Industry impact: Dstillery recently partnered with marketing measurement company Commerce Signals. Per a release, the partnership “combines Dstillery’s fresh and dynamic audiences with Commerce Signals’ ability to quickly bring sales data to market, helping accelerate incremental sales for brands and retailers.”

Primal Digital machine learning in marketing
primal digital

Primal Digital

Location: Aurora, Colorado

How it’s using machine learning in marketing: Deploying machine learning as part of its hotel digital marketing process, Primal Digital helps properties to enhance their marketing efforts through paid search, SEO, email, social media and other means.

Industry impact: According to a company case study, “Primal Digital Helped Hotel X Thailand increase their market position and cross-selling opportunities while reducing market spend.”

Intentwise machine learning in marketing


Location: Evanston, Illinois

How it’s using machine learning in marketing: Machine learning enables Intentwise to offer automated downloads and dashboards for different types of marketing campaigns. Other benefits: automated access to extremely specific performance data; automated bid recommendations and management; and algorithms that recommend new keywords based on search data.

Conversica machine learning in marketing


Location: Foster City, California

How it’s using machine learning in marketing: Built on an AI platform that blends machine learning with natural language processing and natural language generation,  Conversica’s AI Sales Assistant automatically contacts, engages, qualifies and follows up with leads via natural two-way communication.

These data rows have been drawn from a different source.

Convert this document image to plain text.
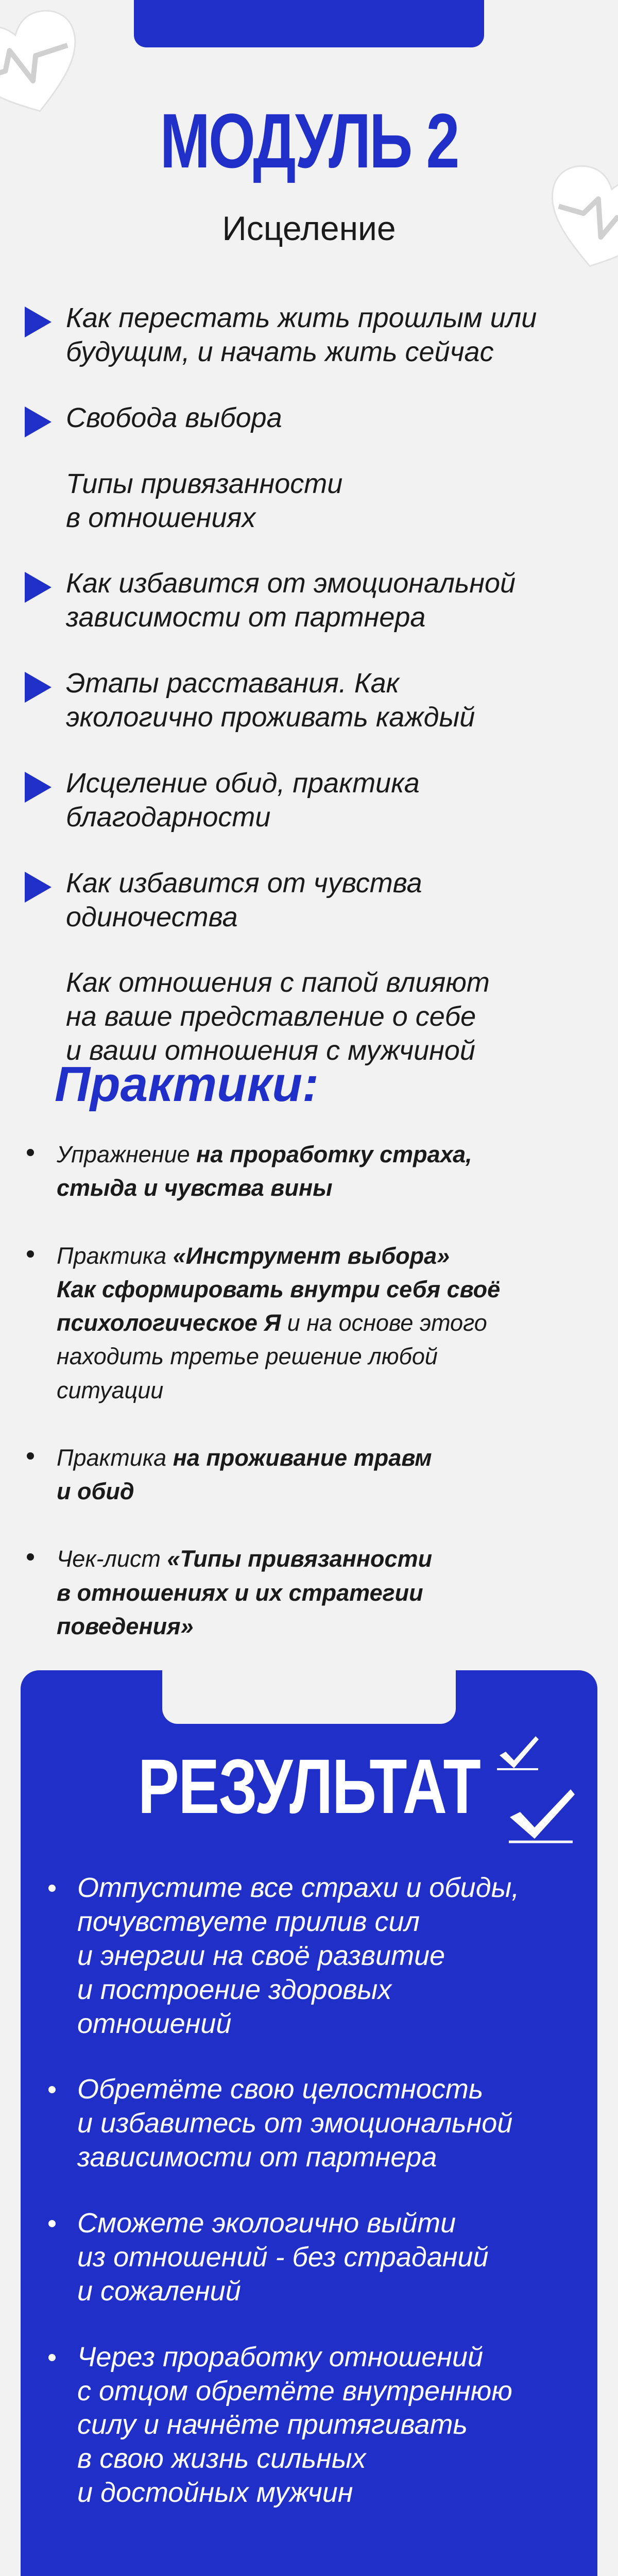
МОДУЛЬ 2
Исцеление
Как перестать жить прошлым или
будущим, и начать жить сейчас
Свобода выбора
Типы привязанности
в отношениях
Как избавится от эмоциональной
зависимости от партнера
Этапы расставания. Как
экологично проживать каждый
Исцеление обид, практика
благодарности
Как избавится от чувства
одиночества
Как отношения с папой влияют
на ваше представление о себе
и ваши отношения с мужчиной
Практики:
Упражнение на проработку страха,
стыда и чувства вины
Практика «Инструмент выбора»
Как сформировать внутри себя своё
психологическое Я и на основе этого
находить третье решение любой
ситуации
Практика на проживание травм
и обид
Чек-лист «Типы привязанности
в отношениях и их стратегии
поведения»
РЕЗУЛЬТАТ
Отпустите все страхи и обиды,
почувствуете прилив сил
и энергии на своё развитие
и построение здоровых
отношений
Обретёте свою целостность
и избавитесь от эмоциональной
зависимости от партнера
Сможете экологично выйти
из отношений - без страданий
и сожалений
Через проработку отношений
с отцом обретёте внутреннюю
силу и начнёте притягивать
в свою жизнь сильных
и достойных мужчин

Industry impact: Conversica recently raised $31 million in a growth round and is now valued at about $300 million.

Dynamic Yield machine learning in marketing
dynamic yield

Dynamic Yield

Location: New York, New York

How it’s using machine learning in marketing: Dynamic Yield employs advanced machine learning to help marketers increase revenue through single-platform personalization, recommendations, automatic optimization and one-on-one messaging.

Industry impact: The company recently partnered with AI digital experience insights platform ContentSquare to help companies more effectively determine customer intent so they can make better decisions about personalized marketing tactics.

Gong machine learning in marketing


Location: San Francisco, California

How it’s using machine learning in marketing: Gong employs AI (including machine learning) to help B2B sales teams close more deals by automatically recording, transcribing and analyzing the content of all sales-oriented calls, web conferences and emails.

Industry impact: Gong recently landed on crn.com’s roundup of “10 Coolest Machine-Learning and AI Startups Of 2018.”